During the meeting, Maeda said that he believes the government aid is merely designed to help the struggling airline and won't result in an unfair competitive environment.

Ito shrugged off the question of whether two big carriers are needed in the international flight business in Japan raised by the transport minister Tuesday.

The top executive said JAL and ANA are seeking to enhance their competitiveness through their alliance partners, as the U.S. and Japan last month reached an "open skies" pact which will ease restrictions on cross-border flights and possibly open the door to far-reaching alliances among the countries' major airlines.

"Competition is intensifying amid the open-skies deals. It doesn't make sense (to discuss) whether (there should be) one company," Ito said.

Seiji Maehara, Japan's transport minister said Tuesday that the government will need to review whether two big carriers are needed in Japan to survive tough competition in the international flight business.

JAL filed for court-led restructuring Tuesday, under which the quasi-government Enterprise Turnaround Initiative Corp. of Japan will inject billions of yen into the carrier. The airline became Japan's largest non financial firm to file for court protection with liabilities totaling Y2.32 trillion.

After the filing, a number of Japanese companies said that they will book losses from their investment in the air carrier.

Sojitz Corp. (2768.TO) said Wednesday that it will book a valuation loss on its Y15 billion in JAL preferred shares as a special loss.

Shinkin Central Bank (8421.TO), a major credit union, said it may not be able to recover or may see a delay in collecting the Y25.5 billion that JAL owed the bank after the carrier filed for bankruptcy protection.

Still, rating agencies said that JAL's filing should have little impact on Japanese corporations and financial institutions.

Moody's Investors Service said that JAL will ask for debt waivers of about Y350 billion from its creditor banks. The additional losses may come to about Y100 billion for all lenders, which is "much less than their annual operating earnings," Moody's said.

Standard & Poor's Ratings Services said losses at creditor banks are likely to be at about a maximum of 10% of annual net operating profits, which would not have a substantial impact on their financial standings.

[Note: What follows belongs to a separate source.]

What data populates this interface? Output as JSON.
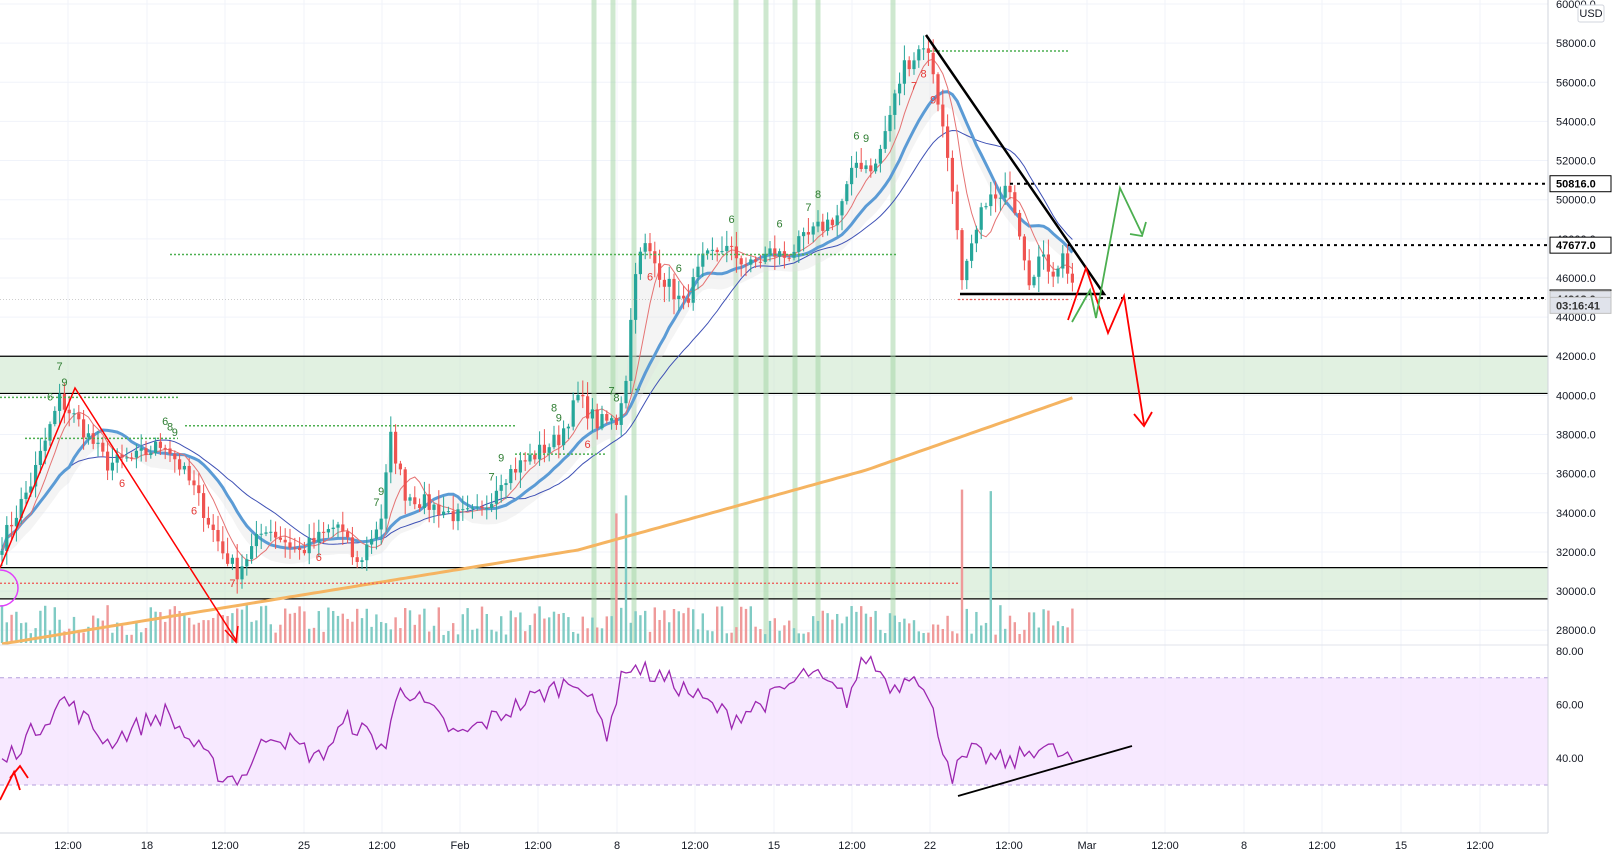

Among six trading houses holding preferred shares in JAL, Sojitz is likely to feel the largest impact on its profits and is expected to lower its Y27 billion net profit projection for this fiscal year through March.

In addition to preferred stock, some trading companies have other exposure, such as derivative contracts and aircraft leasing receivables, which could be affected. But S&P said these losses may have a limited impact on financial standings of these companies, given that their profitability is on a recovery track supported by favorable trends in the commodities markets.

The six trading houses with JAL preferred shares include Mitsui & Co. (8031.TO), Itochu Corp. (8001.TO), Sumitomo Corp. (8053.TO), Marubeni Corp. (8002.TO) and Mitsubishi Corp. (8058.TO).